En ce qui concerne le sanskrit, il existe un enseignement en ligne organisé par le Centre de services académiques en collaboration avec le Département des langues sud-asiatiques, département des langues orientales de l'Université Chulalongkorn. Son apprentissage nécessite celui du bel alphabet Devanagari, d'une grammaire et d'un vocabulaire. Le pali n'en est d'ailleurs en quelque sorte qu'un patois puisqu'il utilise son vocabulaire, une grammaire simplifiée et pas d'écriture dédiée, ce que l'on peut comprendre puisque pendant des siècles l'enseignement de Bouddha n'a été transmis qu'oralement.

En France, il ne semble enseigné qu'à l'INALCO, au Collège de France et dans quelques Universités et nulle part le pali ?

Combien y-a-t-il d'érudits thaïs susceptibles de lire ces textes même s'ils étaient digitalisés ? Probablement pas plus que d'érudits français susceptibles de lire et texte en latin ou en grec pas plus qu'un manuscrit en français antérieur au XVIe siècle ? Quelques milliers tout au plus.
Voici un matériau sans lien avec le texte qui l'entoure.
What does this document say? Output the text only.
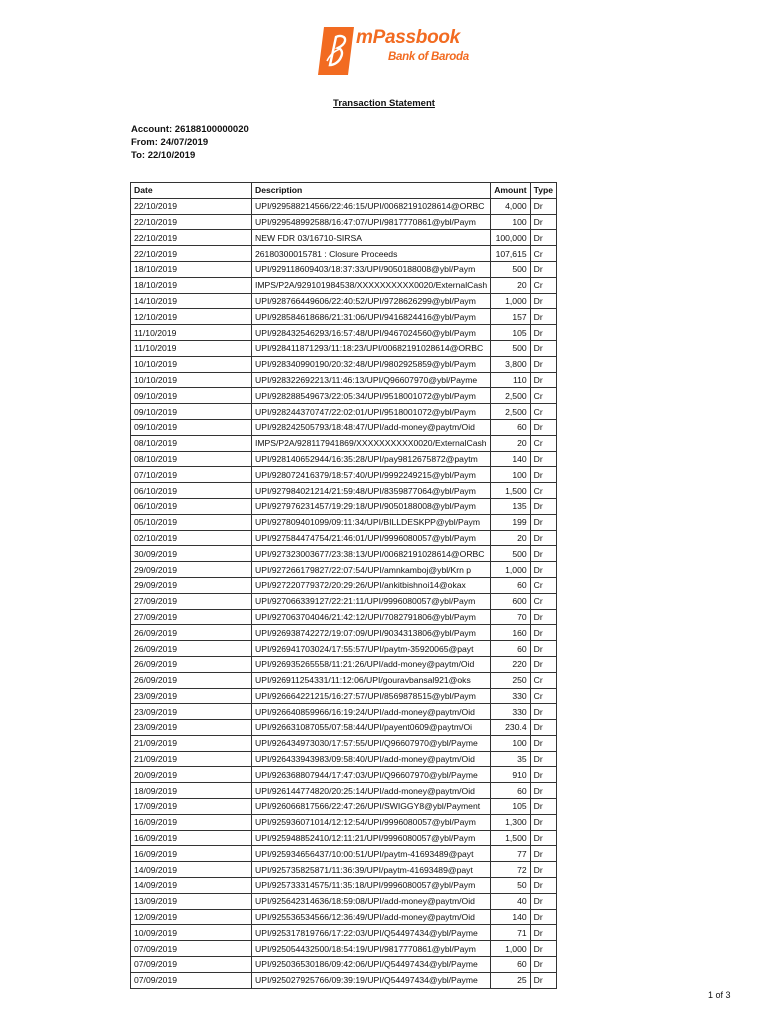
mPassbook
Bank of Baroda
Transaction Statement
Account: 26188100000020
From: 24/07/2019
To: 22/10/2019
Date	Description	Amount	Type
22/10/2019	UPI/929588214566/22:46:15/UPI/00682191028614@ORBC	4,000	Dr
22/10/2019	UPI/929548992588/16:47:07/UPI/9817770861@ybl/Paym	100	Dr
22/10/2019	NEW FDR 03/16710-SIRSA	100,000	Dr
22/10/2019	26180300015781 : Closure Proceeds	107,615	Cr
18/10/2019	UPI/929118609403/18:37:33/UPI/9050188008@ybl/Paym	500	Dr
18/10/2019	IMPS/P2A/929101984538/XXXXXXXXXX0020/ExternalCash	20	Cr
14/10/2019	UPI/928766449606/22:40:52/UPI/9728626299@ybl/Paym	1,000	Dr
12/10/2019	UPI/928584618686/21:31:06/UPI/9416824416@ybl/Paym	157	Dr
11/10/2019	UPI/928432546293/16:57:48/UPI/9467024560@ybl/Paym	105	Dr
11/10/2019	UPI/928411871293/11:18:23/UPI/00682191028614@ORBC	500	Dr
10/10/2019	UPI/928340990190/20:32:48/UPI/9802925859@ybl/Paym	3,800	Dr
10/10/2019	UPI/928322692213/11:46:13/UPI/Q96607970@ybl/Payme	110	Dr
09/10/2019	UPI/928288549673/22:05:34/UPI/9518001072@ybl/Paym	2,500	Cr
09/10/2019	UPI/928244370747/22:02:01/UPI/9518001072@ybl/Paym	2,500	Cr
09/10/2019	UPI/928242505793/18:48:47/UPI/add-money@paytm/Oid	60	Dr
08/10/2019	IMPS/P2A/928117941869/XXXXXXXXXX0020/ExternalCash	20	Cr
08/10/2019	UPI/928140652944/16:35:28/UPI/pay9812675872@paytm	140	Dr
07/10/2019	UPI/928072416379/18:57:40/UPI/9992249215@ybl/Paym	100	Dr
06/10/2019	UPI/927984021214/21:59:48/UPI/8359877064@ybl/Paym	1,500	Cr
06/10/2019	UPI/927976231457/19:29:18/UPI/9050188008@ybl/Paym	135	Dr
05/10/2019	UPI/927809401099/09:11:34/UPI/BILLDESKPP@ybl/Paym	199	Dr
02/10/2019	UPI/927584474754/21:46:01/UPI/9996080057@ybl/Paym	20	Dr
30/09/2019	UPI/927323003677/23:38:13/UPI/00682191028614@ORBC	500	Dr
29/09/2019	UPI/927266179827/22:07:54/UPI/amnkamboj@ybl/Krn p	1,000	Dr
29/09/2019	UPI/927220779372/20:29:26/UPI/ankitbishnoi14@okax	60	Cr
27/09/2019	UPI/927066339127/22:21:11/UPI/9996080057@ybl/Paym	600	Cr
27/09/2019	UPI/927063704046/21:42:12/UPI/7082791806@ybl/Paym	70	Dr
26/09/2019	UPI/926938742272/19:07:09/UPI/9034313806@ybl/Paym	160	Dr
26/09/2019	UPI/926941703024/17:55:57/UPI/paytm-35920065@payt	60	Dr
26/09/2019	UPI/926935265558/11:21:26/UPI/add-money@paytm/Oid	220	Dr
26/09/2019	UPI/926911254331/11:12:06/UPI/gouravbansal921@oks	250	Cr
23/09/2019	UPI/926664221215/16:27:57/UPI/8569878515@ybl/Paym	330	Cr
23/09/2019	UPI/926640859966/16:19:24/UPI/add-money@paytm/Oid	330	Dr
23/09/2019	UPI/926631087055/07:58:44/UPI/payent0609@paytm/Oi	230.4	Dr
21/09/2019	UPI/926434973030/17:57:55/UPI/Q96607970@ybl/Payme	100	Dr
21/09/2019	UPI/926433943983/09:58:40/UPI/add-money@paytm/Oid	35	Dr
20/09/2019	UPI/926368807944/17:47:03/UPI/Q96607970@ybl/Payme	910	Dr
18/09/2019	UPI/926144774820/20:25:14/UPI/add-money@paytm/Oid	60	Dr
17/09/2019	UPI/926066817566/22:47:26/UPI/SWIGGY8@ybl/Payment	105	Dr
16/09/2019	UPI/925936071014/12:12:54/UPI/9996080057@ybl/Paym	1,300	Dr
16/09/2019	UPI/925948852410/12:11:21/UPI/9996080057@ybl/Paym	1,500	Dr
16/09/2019	UPI/925934656437/10:00:51/UPI/paytm-41693489@payt	77	Dr
14/09/2019	UPI/925735825871/11:36:39/UPI/paytm-41693489@payt	72	Dr
14/09/2019	UPI/925733314575/11:35:18/UPI/9996080057@ybl/Paym	50	Dr
13/09/2019	UPI/925642314636/18:59:08/UPI/add-money@paytm/Oid	40	Dr
12/09/2019	UPI/925536534566/12:36:49/UPI/add-money@paytm/Oid	140	Dr
10/09/2019	UPI/925317819766/17:22:03/UPI/Q54497434@ybl/Payme	71	Dr
07/09/2019	UPI/925054432500/18:54:19/UPI/9817770861@ybl/Paym	1,000	Dr
07/09/2019	UPI/925036530186/09:42:06/UPI/Q54497434@ybl/Payme	60	Dr
07/09/2019	UPI/925027925766/09:39:19/UPI/Q54497434@ybl/Payme	25	Dr
1 of 3
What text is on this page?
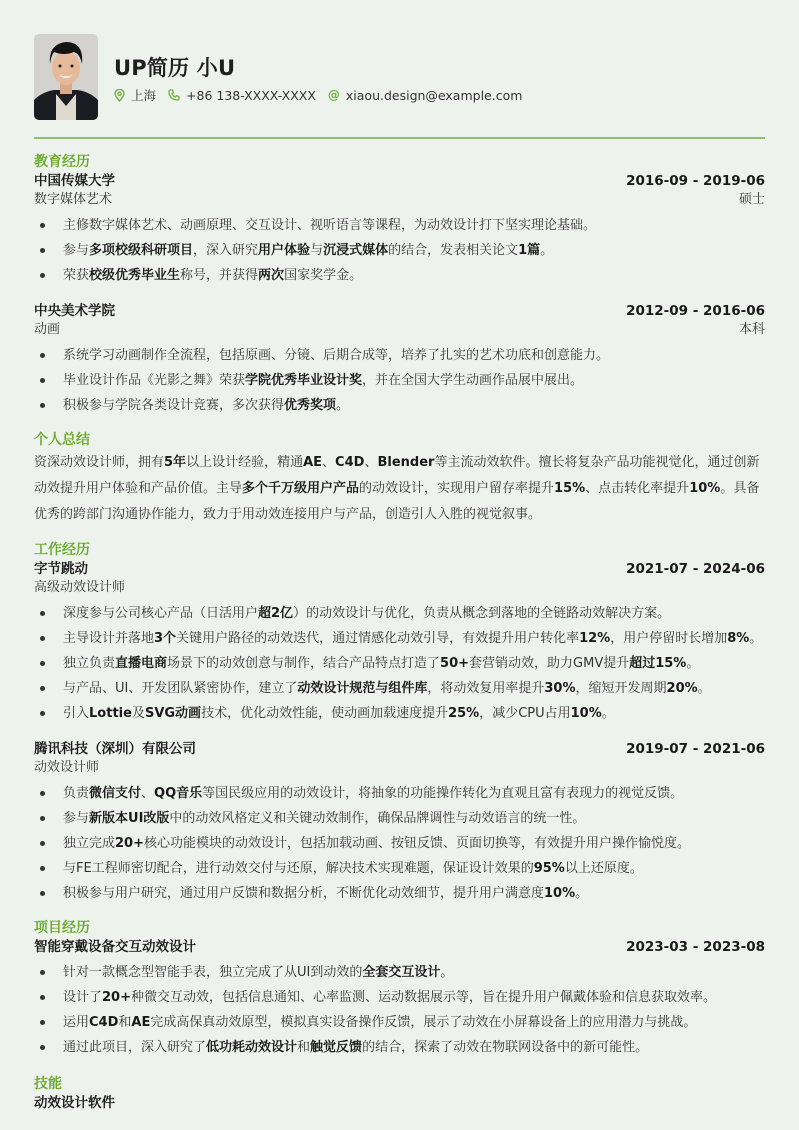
UP简历 小U
上海 +86 138-XXXX-XXXX @ xiaou.design@example.com
教育经历
中国传媒大学	2016-09 - 2019-06
数字媒体艺术	硕士
主修数字媒体艺术、动画原理、交互设计、视听语言等课程，为动效设计打下坚实理论基础。
参与多项校级科研项目，深入研究用户体验与沉浸式媒体的结合，发表相关论文1篇。
荣获校级优秀毕业生称号，并获得两次国家奖学金。
中央美术学院	2012-09 - 2016-06
动画	本科
系统学习动画制作全流程，包括原画、分镜、后期合成等，培养了扎实的艺术功底和创意能力。
毕业设计作品《光影之舞》荣获学院优秀毕业设计奖，并在全国大学生动画作品展中展出。
积极参与学院各类设计竞赛，多次获得优秀奖项。
个人总结

资深动效设计师，拥有5年以上设计经验，精通AE、C4D、Blender等主流动效软件。擅长将复杂产品功能视觉化，通过创新动效提升用户体验和产品价值。主导多个千万级用户产品的动效设计，实现用户留存率提升15%、点击转化率提升10%。具备优秀的跨部门沟通协作能力，致力于用动效连接用户与产品，创造引人入胜的视觉叙事。

工作经历
字节跳动	2021-07 - 2024-06
高级动效设计师
深度参与公司核心产品（日活用户超2亿）的动效设计与优化，负责从概念到落地的全链路动效解决方案。
主导设计并落地3个关键用户路径的动效迭代，通过情感化动效引导，有效提升用户转化率12%，用户停留时长增加8%。
独立负责直播电商场景下的动效创意与制作，结合产品特点打造了50+套营销动效，助力GMV提升超过15%。
与产品、UI、开发团队紧密协作，建立了动效设计规范与组件库，将动效复用率提升30%，缩短开发周期20%。
引入Lottie及SVG动画技术，优化动效性能，使动画加载速度提升25%，减少CPU占用10%。
腾讯科技（深圳）有限公司	2019-07 - 2021-06
动效设计师
负责微信支付、QQ音乐等国民级应用的动效设计，将抽象的功能操作转化为直观且富有表现力的视觉反馈。
参与新版本UI改版中的动效风格定义和关键动效制作，确保品牌调性与动效语言的统一性。
独立完成20+核心功能模块的动效设计，包括加载动画、按钮反馈、页面切换等，有效提升用户操作愉悦度。
与FE工程师密切配合，进行动效交付与还原，解决技术实现难题，保证设计效果的95%以上还原度。
积极参与用户研究，通过用户反馈和数据分析，不断优化动效细节，提升用户满意度10%。
项目经历
智能穿戴设备交互动效设计	2023-03 - 2023-08
针对一款概念型智能手表，独立完成了从UI到动效的全套交互设计。
设计了20+种微交互动效，包括信息通知、心率监测、运动数据展示等，旨在提升用户佩戴体验和信息获取效率。
运用C4D和AE完成高保真动效原型，模拟真实设备操作反馈，展示了动效在小屏幕设备上的应用潜力与挑战。
通过此项目，深入研究了低功耗动效设计和触觉反馈的结合，探索了动效在物联网设备中的新可能性。
技能
动效设计软件
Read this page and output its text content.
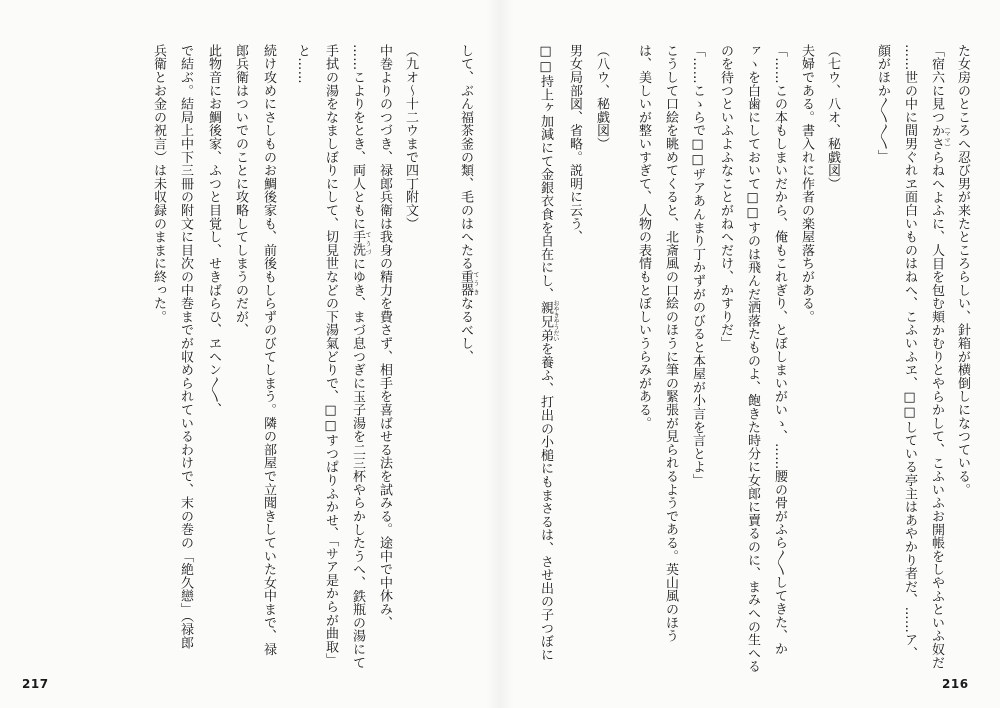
た女房のところへ忍び男が来たところらしい、針箱が横倒しになつている。
「宿六に見つかさ （ママ）らねへよふに、人目を包む頬かむりとやらかして、こふいふお開帳をしやふといふ奴だ
……世の中に間男ぐれヱ面白いものはねへ、こふいふヱ、□□している亭主はあやかり者だ、……ア、
顔がほか〳〵〳〵」
（七ウ、八オ、秘戯図）
夫婦である。書入れに作者の楽屋落ちがある。
「……この本もしまいだから、俺もこれぎり、とぼしまいがいゝ、……腰の骨がふら〳〵してきた、か
ァヽを白歯にしておいて□□すのは飛んだ洒落たものよ、飽きた時分に女郎に賣るのに、まみへの生へる
のを待つといふよふなことがねへだけ、かすりだ」
「……こゝらで□□ザアあんまり丁かずがのびると本屋が小言を言とよ」
こうして口絵を眺めてくると、北斎風の口絵のほうに筆の緊張が見られるようである。英山風のほう
は、美しいが整いすぎて、人物の表情もとぼしいうらみがある。
（八ウ、秘戯図）
男女局部図、省略。説明に云う、
□□持上ヶ加減にて金銀衣食を自在にし、親兄弟 おやきやうだいを養ふ、打出の小槌にもまさるは、させ出の子つぼに
216
して、ぶん福茶釜の類、毛のはへたる重器 てうきなるべし、
（九オ〜十二ウまで四丁附文）
中巻よりのつづき、禄郎兵衛は我身の精力を費さず、相手を喜ばせる法を試みる。途中で中休み、
……こよりをとき、両人ともに手洗 てうづにゆき、まづ息つぎに玉子湯を二三杯やらかしたうへ、鉄瓶の湯にて
手拭の湯をなましぼりにして、切見世などの下湯氣どりで、□□すつぱりふかせ、「サア是からが曲取」
と……
続け攻めにさしものお鯛後家も、前後もしらずのびてしまう。隣の部屋で立聞きしていた女中まで、禄
郎兵衛はついでのことに攻略してしまうのだが、
此物音にお鯛後家、ふつと目覚し、せきばらひ、ヱヘン〳〵、
で結ぶ。結局上中下三冊の附文に目次の中巻までが収められているわけで、末の巻の「絶久戀」（禄郎
兵衛とお金の祝言）は未収録のままに終った。
217
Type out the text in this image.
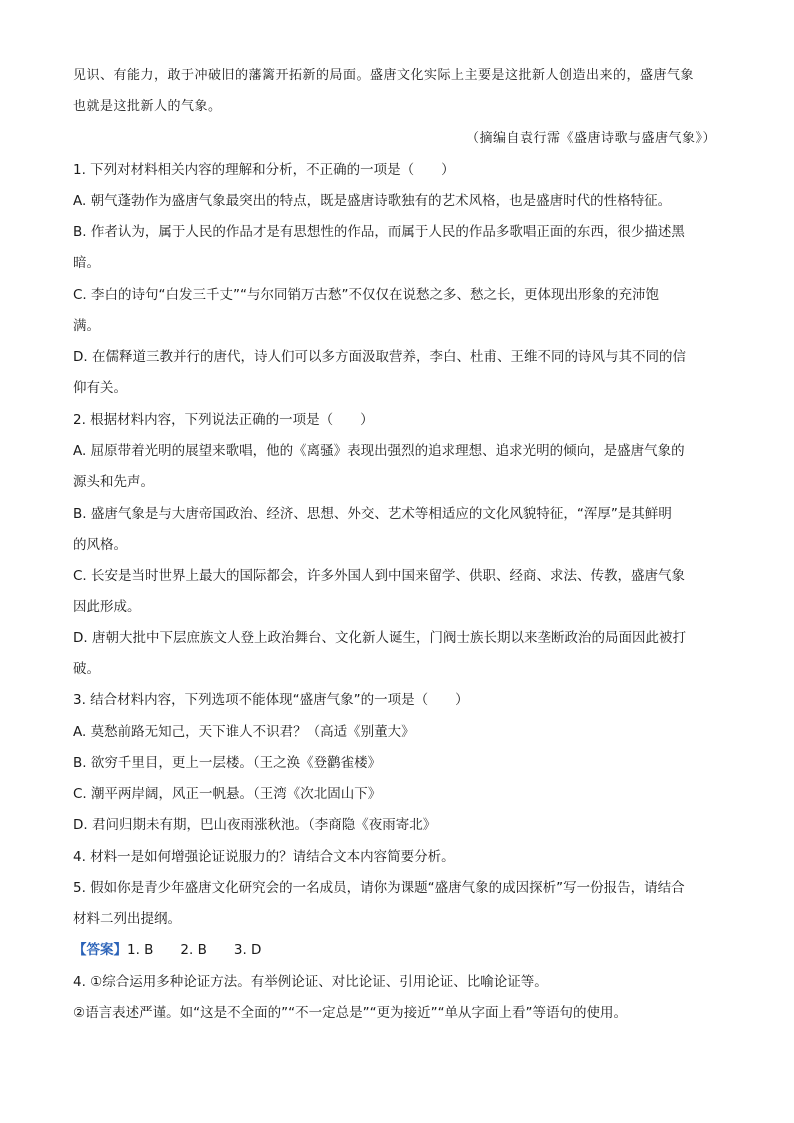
见识、有能力，敢于冲破旧的藩篱开拓新的局面。盛唐文化实际上主要是这批新人创造出来的，盛唐气象
也就是这批新人的气象。
（摘编自袁行霈《盛唐诗歌与盛唐气象》）
1. 下列对材料相关内容的理解和分析，不正确的一项是（　　）
A. 朝气蓬勃作为盛唐气象最突出的特点，既是盛唐诗歌独有的艺术风格，也是盛唐时代的性格特征。
B. 作者认为，属于人民的作品才是有思想性的作品，而属于人民的作品多歌唱正面的东西，很少描述黑
暗。
C. 李白的诗句“白发三千丈”“与尔同销万古愁”不仅仅在说愁之多、愁之长，更体现出形象的充沛饱
满。
D. 在儒释道三教并行的唐代，诗人们可以多方面汲取营养，李白、杜甫、王维不同的诗风与其不同的信
仰有关。
2. 根据材料内容，下列说法正确的一项是（　　）
A. 屈原带着光明的展望来歌唱，他的《离骚》表现出强烈的追求理想、追求光明的倾向，是盛唐气象的
源头和先声。
B. 盛唐气象是与大唐帝国政治、经济、思想、外交、艺术等相适应的文化风貌特征，“浑厚”是其鲜明
的风格。
C. 长安是当时世界上最大的国际都会，许多外国人到中国来留学、供职、经商、求法、传教，盛唐气象
因此形成。
D. 唐朝大批中下层庶族文人登上政治舞台、文化新人诞生，门阀士族长期以来垄断政治的局面因此被打
破。
3. 结合材料内容，下列选项不能体现“盛唐气象”的一项是（　　）
A. 莫愁前路无知己，天下谁人不识君？（高适《别董大》
B. 欲穷千里目，更上一层楼。（王之涣《登鹳雀楼》
C. 潮平两岸阔，风正一帆悬。（王湾《次北固山下》
D. 君问归期未有期，巴山夜雨涨秋池。（李商隐《夜雨寄北》
4. 材料一是如何增强论证说服力的？请结合文本内容简要分析。
5. 假如你是青少年盛唐文化研究会的一名成员，请你为课题“盛唐气象的成因探析”写一份报告，请结合
材料二列出提纲。
【答案】1. B　　2. B　　3. D
4. ①综合运用多种论证方法。有举例论证、对比论证、引用论证、比喻论证等。
②语言表述严谨。如“这是不全面的”“不一定总是”“更为接近”“单从字面上看”等语句的使用。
Alors, il faudra longtemps avant que les trésors manuscrits de la Bibliothèque puissent livrer tous leurs secrets.

L'article du professeur Eng Jin Ooi a été publié sous un titre trop réducteur « Survey of the Pāli Milindapañha Manuscripts kept at the National Library of Thailand: A Brief Catalogue » car il contient de précieux renseignements dépassant le cadre de cet ouvrage. Il est publié dans le Journal of the Siam Society, volume 109-1 de 2021. J'y ai puisé de nombreux renseignements notamment sur le chiffre stupéfiant des documents manuscrits détenus à la Bibliothèque.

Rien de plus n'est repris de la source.